Google released a statement last week (click HERE to read it) on how they will begin generating web page titles. This part is a bit confusing, so we’ll simplify as best as we can.
In the past, Google has been known to alter both title tags and meta descriptions for various reasons. Research has suggested that up to 25 percent of title tags and descriptions are completely changed for reasons such as length, duplication, errors, false descriptions, clickbait, and keyword stuffing. Google saw the need to change this system.
With that in mind, Google has also gone beyond crawling a page for just keywords. Now they are crawling the entire page, matching the perceived searcher’s intent with the overall message of the page within the relevant context.

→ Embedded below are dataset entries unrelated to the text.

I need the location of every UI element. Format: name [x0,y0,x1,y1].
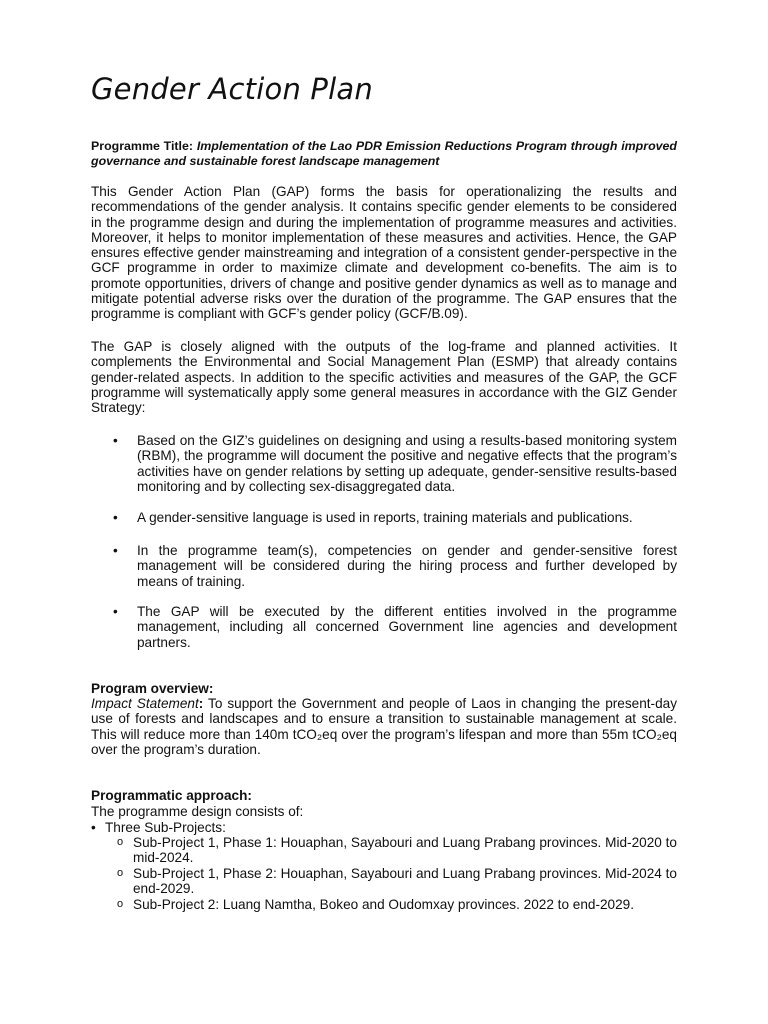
list-item-text: In the programme team(s), competencies on gender and gender-sensitive forest management will be considered during the hiring process and further developed by means of training. [137,543,677,589]
intro-paragraph: This Gender Action Plan (GAP) forms the basis for operationalizing the results and recommendations of the gender analysis. It contains specific gender elements to be considered in the programme design and during the implementation of programme measures and activities. Moreover, it helps to monitor implementation of these measures and activities. Hence, the GAP ensures effective gender mainstreaming and integration of a consistent gender-perspective in the GCF programme in order to maximize climate and development co-benefits. The aim is to promote opportunities, drivers of change and positive gender dynamics as well as to manage and mitigate potential adverse risks over the duration of the programme. The GAP ensures that the programme is compliant with GCF’s gender policy (GCF/B.09). [91,184,677,322]
programme-title-label: Programme Title: [91,139,194,153]
bullet-icon: • [113,510,118,525]
list-item-text: Three Sub-Projects: [105,820,226,835]
bullet-icon: • [113,433,118,448]
sub-project-text: Sub-Project 1, Phase 1: Houaphan, Sayabouri and Luang Prabang provinces. Mid-2020 to mid-2024. [133,835,677,866]
list-item-text: A gender-sensitive language is used in reports, training materials and publications. [137,510,633,525]
list-item-text: The GAP will be executed by the different entities involved in the programme management, including all concerned Government line agencies and development partners. [137,604,677,650]
impact-colon: : [198,696,204,711]
circle-bullet-icon: o [117,898,124,910]
impact-statement [91,696,677,757]
alignment-paragraph: The GAP is closely aligned with the outputs of the log-frame and planned activities. It complements the Environmental and Social Management Plan (ESMP) that already contains gender-related aspects. In addition to the specific activities and measures of the GAP, the GCF programme will systematically apply some general measures in accordance with the GIZ Gender Strategy: [91,339,677,416]
bullet-icon: • [91,820,96,835]
programmatic-approach-heading: Programmatic approach: [91,788,252,803]
list-item-text: Based on the GIZ’s guidelines on designing and using a results-based monitoring system (RBM), the programme will document the positive and negative effects that the program’s activities have on gender relations by setting up adequate, gender-sensitive results-based monitoring and by collecting sex-disaggregated data. [137,433,677,494]
document-title: Gender Action Plan [91,72,373,106]
programme-title [91,139,677,169]
bullet-icon: • [113,604,118,619]
circle-bullet-icon: o [117,867,124,879]
bullet-icon: • [113,543,118,558]
sub-project-text: Sub-Project 2: Luang Namtha, Bokeo and Oudomxay provinces. 2022 to end-2029. [133,897,635,912]
impact-statement-text: To support the Government and people of Laos in changing the present-day use of forests and landscapes and to ensure a transition to sustainable management at scale. This will reduce more than 140m tCO₂eq over the program’s lifespan and more than 55m tCO₂eq over the program’s duration. [91,696,677,757]
programme-design-intro: The programme design consists of: [91,804,304,819]
sub-project-text: Sub-Project 1, Phase 2: Houaphan, Sayabouri and Luang Prabang provinces. Mid-2024 to end-2029. [133,866,677,897]
circle-bullet-icon: o [117,836,124,848]
impact-statement-label: Impact Statement [91,696,199,711]
program-overview-heading: Program overview: [91,681,214,696]
programme-title-value: Implementation of the Lao PDR Emission Reductions Program through improved governance and sustainable forest landscape management [91,139,677,168]
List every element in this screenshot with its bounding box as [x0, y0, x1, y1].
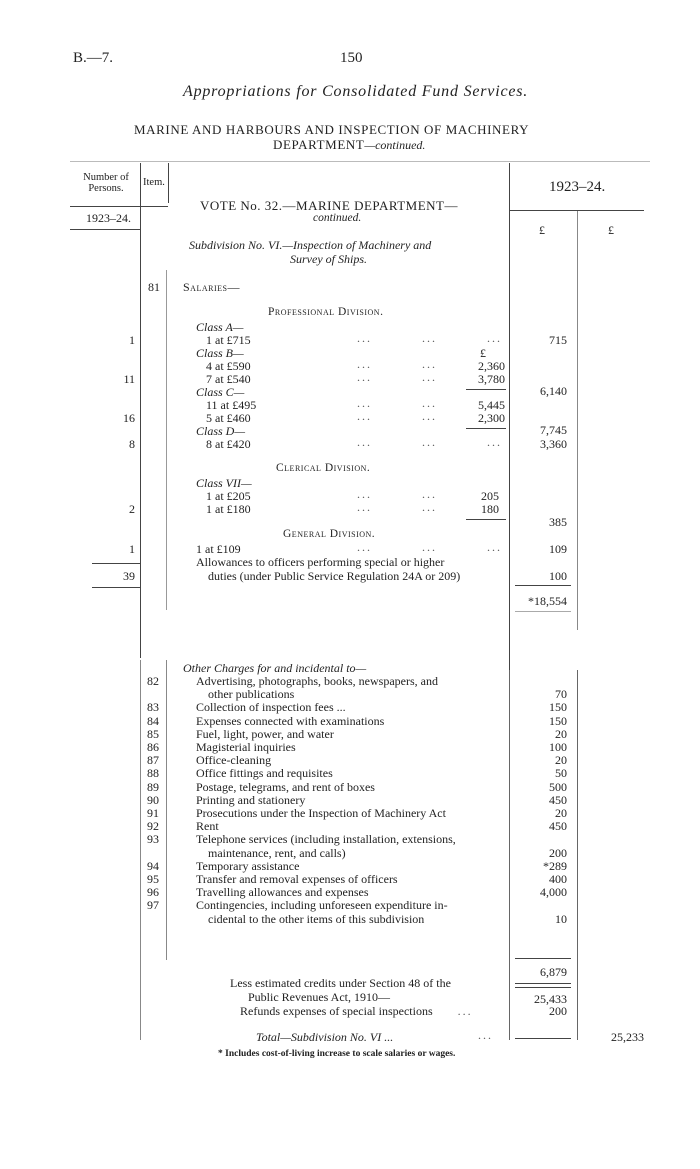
charge-amount: 20 [555, 753, 567, 768]
right-column-rule [577, 210, 578, 630]
charge-amount: 500 [549, 779, 567, 794]
leader-dots: ... [478, 1028, 493, 1042]
item-header: Item. [143, 177, 165, 188]
subtotal-rule-double [515, 987, 571, 988]
other-charges-subtotal: 6,879 [540, 965, 567, 979]
credits-line-3: Refunds expenses of special inspections ... [240, 1004, 473, 1018]
charge-item-number: 82 [147, 674, 159, 688]
charge-amount: 20 [555, 806, 567, 820]
class-a-amount: 715 [549, 333, 567, 347]
pound-sign-1: £ [539, 223, 545, 237]
class-c-sum-rule [466, 428, 506, 429]
charge-amount: 4,000 [540, 885, 567, 900]
class-d-amount: 3,360 [540, 437, 567, 451]
charge-description: Prosecutions under the Inspection of Machinery Act [196, 806, 446, 820]
class-vii-label: Class VII— [196, 476, 252, 490]
other-charges-heading: Other Charges for and incidental to— [183, 661, 367, 675]
class-b-row-2-inner: 3,780 [478, 372, 505, 386]
class-d-label: Class D— [196, 424, 246, 438]
vote-continued: continued. [313, 212, 362, 224]
class-b-row-2: 7 at £540 [206, 372, 251, 386]
class-vii-row-2-inner: 180 [481, 502, 499, 516]
table-top-rule [70, 161, 650, 162]
allowances-line-2: duties (under Public Service Regulation 24A or 209) [208, 569, 461, 583]
charge-description: Fuel, light, power, and water [196, 726, 334, 741]
charge-description: Advertising, photographs, books, newspapers, and [196, 674, 438, 688]
clerical-division-heading: Clerical Division. [276, 462, 371, 474]
leader-dots: ... ... ... [357, 435, 502, 449]
charge-item-number: 97 [147, 898, 159, 913]
persons-total-rule-bottom [92, 587, 140, 588]
charge-description-cont: maintenance, rent, and calls) [208, 845, 346, 860]
persons-column-rule [140, 163, 141, 658]
class-b-row-1-inner: 2,360 [478, 359, 505, 373]
subdivision-heading-line2: Survey of Ships. [290, 252, 367, 266]
charge-item-number: 87 [147, 753, 159, 768]
charge-amount: 150 [549, 713, 567, 728]
charge-item-number: 88 [147, 766, 159, 781]
subdivision-heading: Subdivision No. VI.—Inspection of Machinery and [189, 238, 432, 252]
charge-description: Telephone services (including installation, extensions, [196, 832, 456, 847]
persons-header-rule [70, 206, 168, 207]
allowances-amount: 100 [549, 569, 567, 583]
salaries-total-rule [515, 611, 571, 612]
persons-total-rule [92, 563, 140, 564]
class-d-row: 8 at £420 [206, 437, 251, 451]
class-b-amount: 6,140 [540, 384, 567, 398]
charge-item-number: 89 [147, 779, 159, 794]
item-column-rule-lower [166, 660, 167, 960]
charge-item-number: 92 [147, 819, 159, 834]
charge-amount: 450 [549, 819, 567, 834]
charge-item-number: 85 [147, 726, 159, 741]
class-b-sum-rule [466, 389, 506, 390]
class-vii-row-1-inner: 205 [481, 489, 499, 503]
leader-dots: ... ... ... [357, 540, 502, 554]
amount-column-rule-lower [509, 670, 510, 1040]
total-rule [515, 1038, 571, 1039]
allowances-line-1: Allowances to officers performing special or higher [196, 555, 445, 569]
general-row: 1 at £109 [196, 542, 241, 556]
general-persons: 1 [129, 542, 135, 556]
class-c-row-1-inner: 5,445 [478, 398, 505, 412]
page-number: 150 [340, 50, 363, 66]
class-c-row-2-inner: 2,300 [478, 411, 505, 425]
subtotal-rule [515, 983, 571, 984]
class-c-row-1: 11 at £495 [206, 398, 257, 412]
salaries-item-number: 81 [148, 280, 160, 294]
amount-year-header: 1923–24. [549, 179, 606, 195]
persons-year-rule [70, 229, 140, 230]
credits-line-2: Public Revenues Act, 1910— [248, 990, 390, 1004]
vote-title: VOTE No. 32.—MARINE DEPARTMENT— [200, 198, 458, 213]
document-code: B.—7. [73, 50, 114, 66]
charge-amount: *289 [543, 858, 567, 873]
charge-item-number: 94 [147, 858, 159, 873]
page-title: Appropriations for Consolidated Fund Services. [183, 83, 529, 100]
charge-description: Contingencies, including unforeseen expenditure in- [196, 898, 448, 913]
salaries-sum-rule [515, 585, 571, 586]
salaries-heading: Salaries— [183, 280, 240, 294]
other-charges-sum-rule [515, 958, 571, 959]
professional-division-heading: Professional Division. [268, 306, 384, 318]
class-c-persons: 16 [123, 411, 135, 425]
leader-dots: ... ... [357, 487, 437, 501]
charge-item-number: 83 [147, 700, 159, 715]
charge-description: Transfer and removal expenses of officers [196, 872, 398, 886]
charge-item-number: 95 [147, 872, 159, 886]
charge-description-cont: other publications [208, 687, 295, 702]
persons-total: 39 [123, 569, 135, 583]
charge-amount: 70 [555, 687, 567, 702]
class-b-pound: £ [480, 346, 486, 360]
credits-amount: 200 [549, 1004, 567, 1018]
charge-item-number: 96 [147, 885, 159, 900]
charge-description: Office-cleaning [196, 753, 272, 768]
class-vii-row-1: 1 at £205 [206, 489, 251, 503]
leader-dots: ... ... [357, 370, 437, 384]
class-vii-persons: 2 [129, 502, 135, 516]
charge-description: Collection of inspection fees ... [196, 700, 346, 715]
class-c-label: Class C— [196, 385, 245, 399]
charge-item-number: 91 [147, 806, 159, 820]
leader-dots: ... ... [357, 500, 437, 514]
charge-description-cont: cidental to the other items of this subdivision [208, 911, 425, 926]
amount-column-rule [509, 163, 510, 683]
charge-description: Postage, telegrams, and rent of boxes [196, 779, 375, 794]
charge-amount: 20 [555, 726, 567, 741]
amount-header-rule [509, 210, 644, 211]
charge-amount: 10 [555, 911, 567, 926]
footnote: * Includes cost-of-living increase to scale salaries or wages. [218, 1049, 456, 1059]
department-heading: MARINE AND HARBOURS AND INSPECTION OF MACHINERY [134, 122, 530, 137]
charge-item-number: 90 [147, 792, 159, 807]
charge-amount: 50 [555, 766, 567, 781]
number-of-persons-header: Number of Persons. [83, 172, 129, 194]
item-column-rule [166, 270, 167, 610]
charge-item-number: 84 [147, 713, 159, 728]
department-heading-line2: DEPARTMENT—continued. [273, 137, 426, 152]
class-a-row: 1 at £715 [206, 333, 251, 347]
class-d-persons: 8 [129, 437, 135, 451]
charge-description: Travelling allowances and expenses [196, 885, 369, 900]
class-c-amount: 7,745 [540, 423, 567, 437]
persons-column-rule-lower [140, 660, 141, 1040]
credits-line-1: Less estimated credits under Section 48 of the [230, 976, 451, 990]
pound-sign-2: £ [608, 223, 614, 237]
charge-description: Expenses connected with examinations [196, 713, 385, 728]
class-vii-sum-rule [466, 519, 506, 520]
class-vii-amount: 385 [549, 515, 567, 529]
right-column-rule-lower [577, 670, 578, 1040]
persons-year-header: 1923–24. [86, 211, 131, 225]
class-b-label: Class B— [196, 346, 244, 360]
charge-amount: 400 [549, 872, 567, 886]
class-a-label: Class A— [196, 320, 244, 334]
leader-dots: ... ... [357, 409, 437, 423]
charge-amount: 100 [549, 740, 567, 754]
class-vii-row-2: 1 at £180 [206, 502, 251, 516]
salaries-total: *18,554 [528, 594, 567, 608]
charge-amount: 150 [549, 700, 567, 715]
gross-total: 25,433 [534, 992, 567, 1006]
charge-item-number: 93 [147, 832, 159, 847]
charge-description: Magisterial inquiries [196, 740, 296, 754]
leader-dots: ... ... [357, 396, 437, 410]
class-b-row-1: 4 at £590 [206, 359, 251, 373]
charge-description: Printing and stationery [196, 792, 306, 807]
leader-dots: ... ... [357, 357, 437, 371]
item-column-rule-top [168, 163, 169, 203]
general-division-heading: General Division. [283, 528, 376, 540]
charge-item-number: 86 [147, 740, 159, 754]
class-a-persons: 1 [129, 333, 135, 347]
charge-amount: 200 [549, 845, 567, 860]
total-amount: 25,233 [611, 1030, 644, 1044]
charge-description: Office fittings and requisites [196, 766, 333, 781]
charge-description: Rent [196, 819, 219, 834]
total-label: Total—Subdivision No. VI ... [256, 1030, 394, 1044]
general-amount: 109 [549, 542, 567, 556]
class-c-row-2: 5 at £460 [206, 411, 251, 425]
charge-amount: 450 [549, 792, 567, 807]
leader-dots: ... ... ... [357, 331, 502, 345]
charge-description: Temporary assistance [196, 858, 300, 873]
class-b-persons: 11 [123, 372, 135, 386]
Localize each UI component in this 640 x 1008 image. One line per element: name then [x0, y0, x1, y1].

This approach, which was focused more on the on-page content, has now spilled over into title tags. To quote Google,
“...we think our new system is producing titles that work better for documents overall, to describe what they are about, regardless of the particular query.”
This means that Google is now considering all page elements to formulate a final title for the page: HTML text, meta title, meta description, heading, and the page content. However, with all those elements, Google may prioritize the heading when creating the title tag simply because it is the most visual title or headline shown on a page.
That is why you may see your page heading in the title tag instead of seeing the original title tag in the title tag.